Enviada em 19/10/2021

O filósofo Yuval Noah Harari, em seu livro “21 lições para o século XXI”, afirma que a humanidade passa por uma 4ª Revolução Industrial, a qual traz inovações tecnólogicas em todos os âmbitos, incluindo o da educação. Além disso, o filósofo afirma que, pouco a pouco, os ambientes educativos são revolucionados pelo fluxo de novos pensamentos, de maneira que torna-se importante debater a crucialidade de gerar novidades nesses locais, bem como a dificuldade de adaptar-se ao novo.

Primordialmente, cabe mencionar a obra do pedagogo Paulo Freire, instituído como Patrono da Educação no Brasil.
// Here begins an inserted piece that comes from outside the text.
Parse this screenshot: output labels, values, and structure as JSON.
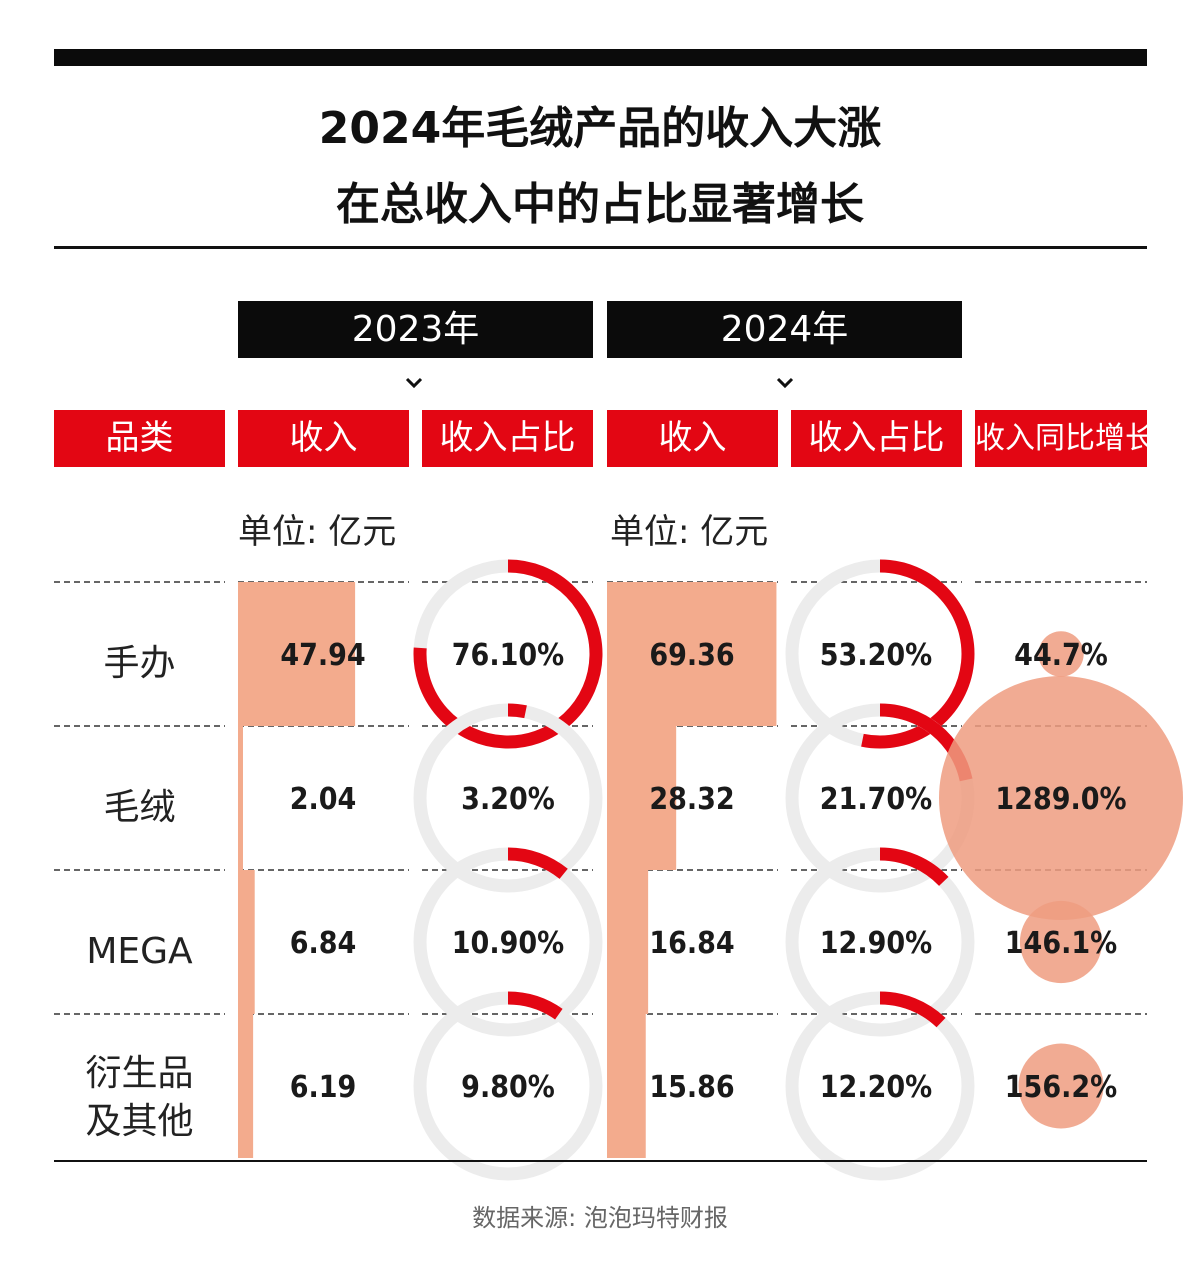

Segundo o pensador, o ensino deve ser uma ação coletiva, que leve em consideração a realidade de cada um dos aprendizes e estabeleça uma relação de igualdade entre professor e aluno. Para isso, afirma Freire, é importante estar preparado para utilizar todas as ferramentas disponíveis, inclusive as que advêm do avanço tecnológico e aumentam a praticidade dos atos educativos. Além disso, Paulo Freire faz uma crítica rigorosa àqueles que acreditam que a tecnologia e o bem-estar social são inconciliáveis. Dessa maneira, conclui-se que é necessário traçar uma caminhada harmoniosa entre ambos os fatores, a fim de que seja possível o crescimento intelectual da população.
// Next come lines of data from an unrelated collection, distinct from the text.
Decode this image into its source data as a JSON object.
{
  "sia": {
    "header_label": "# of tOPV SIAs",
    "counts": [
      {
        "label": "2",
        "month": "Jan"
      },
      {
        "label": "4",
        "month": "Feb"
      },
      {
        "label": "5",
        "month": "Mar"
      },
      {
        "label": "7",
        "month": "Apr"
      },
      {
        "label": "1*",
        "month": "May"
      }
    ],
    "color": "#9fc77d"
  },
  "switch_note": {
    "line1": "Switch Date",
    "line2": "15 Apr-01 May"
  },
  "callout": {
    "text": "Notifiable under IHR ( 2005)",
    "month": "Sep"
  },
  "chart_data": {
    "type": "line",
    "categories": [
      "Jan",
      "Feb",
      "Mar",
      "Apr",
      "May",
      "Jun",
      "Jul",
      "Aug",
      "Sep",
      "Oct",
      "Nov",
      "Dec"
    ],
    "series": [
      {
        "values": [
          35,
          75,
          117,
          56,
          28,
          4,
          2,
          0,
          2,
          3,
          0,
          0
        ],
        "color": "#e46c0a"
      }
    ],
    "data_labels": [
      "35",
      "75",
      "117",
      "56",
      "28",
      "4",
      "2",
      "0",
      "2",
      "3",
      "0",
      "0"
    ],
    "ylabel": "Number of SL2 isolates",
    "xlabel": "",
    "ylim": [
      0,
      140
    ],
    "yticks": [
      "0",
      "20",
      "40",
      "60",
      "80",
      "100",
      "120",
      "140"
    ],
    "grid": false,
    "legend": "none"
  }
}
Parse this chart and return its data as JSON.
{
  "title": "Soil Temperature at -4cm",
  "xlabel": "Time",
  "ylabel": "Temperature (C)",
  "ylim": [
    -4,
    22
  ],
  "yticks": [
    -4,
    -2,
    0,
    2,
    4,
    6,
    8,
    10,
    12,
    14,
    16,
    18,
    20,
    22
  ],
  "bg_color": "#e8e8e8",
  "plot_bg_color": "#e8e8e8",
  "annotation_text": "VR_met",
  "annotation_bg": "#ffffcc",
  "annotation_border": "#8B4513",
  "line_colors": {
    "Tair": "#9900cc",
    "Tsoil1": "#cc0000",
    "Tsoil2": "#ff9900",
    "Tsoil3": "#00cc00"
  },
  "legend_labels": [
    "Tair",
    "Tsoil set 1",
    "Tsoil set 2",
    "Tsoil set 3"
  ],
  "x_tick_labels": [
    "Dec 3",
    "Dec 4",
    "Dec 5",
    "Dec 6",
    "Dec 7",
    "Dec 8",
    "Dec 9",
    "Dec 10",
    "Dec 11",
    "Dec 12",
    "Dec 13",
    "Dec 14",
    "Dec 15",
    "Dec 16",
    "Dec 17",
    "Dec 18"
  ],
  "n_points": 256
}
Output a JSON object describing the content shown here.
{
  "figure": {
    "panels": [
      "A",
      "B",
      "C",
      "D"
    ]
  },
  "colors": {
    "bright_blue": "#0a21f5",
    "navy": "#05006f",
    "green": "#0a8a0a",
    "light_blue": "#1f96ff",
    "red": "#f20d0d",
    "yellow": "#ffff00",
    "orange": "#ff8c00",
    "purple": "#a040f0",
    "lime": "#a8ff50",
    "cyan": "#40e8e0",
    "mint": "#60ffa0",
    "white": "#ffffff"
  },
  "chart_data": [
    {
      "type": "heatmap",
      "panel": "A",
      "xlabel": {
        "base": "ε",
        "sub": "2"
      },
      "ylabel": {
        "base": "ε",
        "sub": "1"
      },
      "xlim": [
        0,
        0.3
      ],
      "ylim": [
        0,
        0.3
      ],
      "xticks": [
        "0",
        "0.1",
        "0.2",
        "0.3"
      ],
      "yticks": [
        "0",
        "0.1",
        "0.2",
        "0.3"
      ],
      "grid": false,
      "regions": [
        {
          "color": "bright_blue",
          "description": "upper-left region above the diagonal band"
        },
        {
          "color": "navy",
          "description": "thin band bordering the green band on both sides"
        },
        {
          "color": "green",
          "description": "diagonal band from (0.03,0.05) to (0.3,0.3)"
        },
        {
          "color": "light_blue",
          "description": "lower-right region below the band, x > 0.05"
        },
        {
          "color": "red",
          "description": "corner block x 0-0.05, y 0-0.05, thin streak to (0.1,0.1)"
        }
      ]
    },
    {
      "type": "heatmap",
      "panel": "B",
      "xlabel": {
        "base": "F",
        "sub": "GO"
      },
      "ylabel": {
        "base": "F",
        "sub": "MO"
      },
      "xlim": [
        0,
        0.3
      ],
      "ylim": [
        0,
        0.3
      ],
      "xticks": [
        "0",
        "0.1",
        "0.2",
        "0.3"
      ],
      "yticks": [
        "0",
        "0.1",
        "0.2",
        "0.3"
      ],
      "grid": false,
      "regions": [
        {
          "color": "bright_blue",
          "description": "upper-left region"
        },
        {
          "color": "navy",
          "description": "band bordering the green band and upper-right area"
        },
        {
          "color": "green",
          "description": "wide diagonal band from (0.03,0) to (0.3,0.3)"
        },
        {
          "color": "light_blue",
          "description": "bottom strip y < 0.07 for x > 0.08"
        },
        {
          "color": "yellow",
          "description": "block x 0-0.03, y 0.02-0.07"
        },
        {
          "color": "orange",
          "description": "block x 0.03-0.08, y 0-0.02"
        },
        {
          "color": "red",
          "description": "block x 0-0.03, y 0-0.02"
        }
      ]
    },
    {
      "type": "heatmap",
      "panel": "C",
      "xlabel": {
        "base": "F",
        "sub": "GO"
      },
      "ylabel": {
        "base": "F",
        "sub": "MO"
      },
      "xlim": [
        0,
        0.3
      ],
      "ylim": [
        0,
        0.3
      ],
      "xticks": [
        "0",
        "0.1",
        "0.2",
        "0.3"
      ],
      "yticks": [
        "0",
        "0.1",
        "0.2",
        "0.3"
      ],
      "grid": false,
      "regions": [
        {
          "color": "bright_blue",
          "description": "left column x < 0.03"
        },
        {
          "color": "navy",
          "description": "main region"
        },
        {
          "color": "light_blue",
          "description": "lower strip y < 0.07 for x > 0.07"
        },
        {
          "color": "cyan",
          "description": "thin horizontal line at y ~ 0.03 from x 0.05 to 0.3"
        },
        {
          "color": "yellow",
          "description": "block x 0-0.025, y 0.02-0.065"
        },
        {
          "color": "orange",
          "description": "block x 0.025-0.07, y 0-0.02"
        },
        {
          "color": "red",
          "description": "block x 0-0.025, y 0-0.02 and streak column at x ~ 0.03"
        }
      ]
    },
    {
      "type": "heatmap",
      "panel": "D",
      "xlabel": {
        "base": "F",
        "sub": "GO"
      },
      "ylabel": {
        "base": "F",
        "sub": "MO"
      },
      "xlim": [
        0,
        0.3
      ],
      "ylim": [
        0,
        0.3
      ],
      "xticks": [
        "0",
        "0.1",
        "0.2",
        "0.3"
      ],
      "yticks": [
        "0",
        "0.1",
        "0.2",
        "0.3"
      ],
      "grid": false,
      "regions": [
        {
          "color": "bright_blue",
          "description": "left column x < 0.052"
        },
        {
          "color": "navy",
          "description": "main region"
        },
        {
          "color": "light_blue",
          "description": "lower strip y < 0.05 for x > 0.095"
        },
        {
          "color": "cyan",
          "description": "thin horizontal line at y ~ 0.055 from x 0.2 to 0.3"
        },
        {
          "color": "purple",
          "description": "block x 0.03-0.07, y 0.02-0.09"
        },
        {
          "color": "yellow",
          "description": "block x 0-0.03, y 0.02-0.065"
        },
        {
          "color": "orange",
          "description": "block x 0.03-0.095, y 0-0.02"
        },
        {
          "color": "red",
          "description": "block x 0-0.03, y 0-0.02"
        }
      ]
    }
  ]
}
Devido à necessidade de harmonia, é possível sugerir que o desenvolvimento dos novos modelos de educação não pode, sob nenhuma circunstância, estar descolado da realidade em que o povo vive, para que a adaptação ao novo possa ser pacífica. Quanto a isso, convém aludir ao líder revolucionário vietnamita, Ho Chi Minh, que comenta, em alguns pontos de sua obra, a questão educacional, uma das prioridades da revolução socialista no Vietnã. Entre outras conjecturas, Ho Chi Minh alega que é inviável desenvolver a tecnologia mais rapidamente que as condições materiais da população, de forma a causar um descompasso, no qual haveria muitas ferramentas inovadoras, mas poucas pessoas capazes de acessá-las e utilizá-las. Logo, põe-se que é impossível realizar avanços na educação, sem, antes, habilitar o povo a ocupar ambientes de estudo e ensiná-los o mais básico.

Em conclusão, pode-se dizer que o Ministério da Educação precisa investir no avanço da tecnologia educacional no Brasil. Isso pode ser feito por meio da criação de um fundo monetário direcionado ao fornecimento de computadores e internet para as escolas e universidades, a fim de que ocorra uma evolução no âmbito do aprendizado, como prevê Yuval Noah Harari. Ademais, é preciso que esse mesmo Ministério garanta o desenvolvimento do debate social nos ambientes de ensino. Isso pode ser realizado por intermédio do investimento na construção de bibliotecas comunitárias, abastecidas com livros acerca da teoria educativa, para que não ocorra descompasso entre tecnologia e sociedade.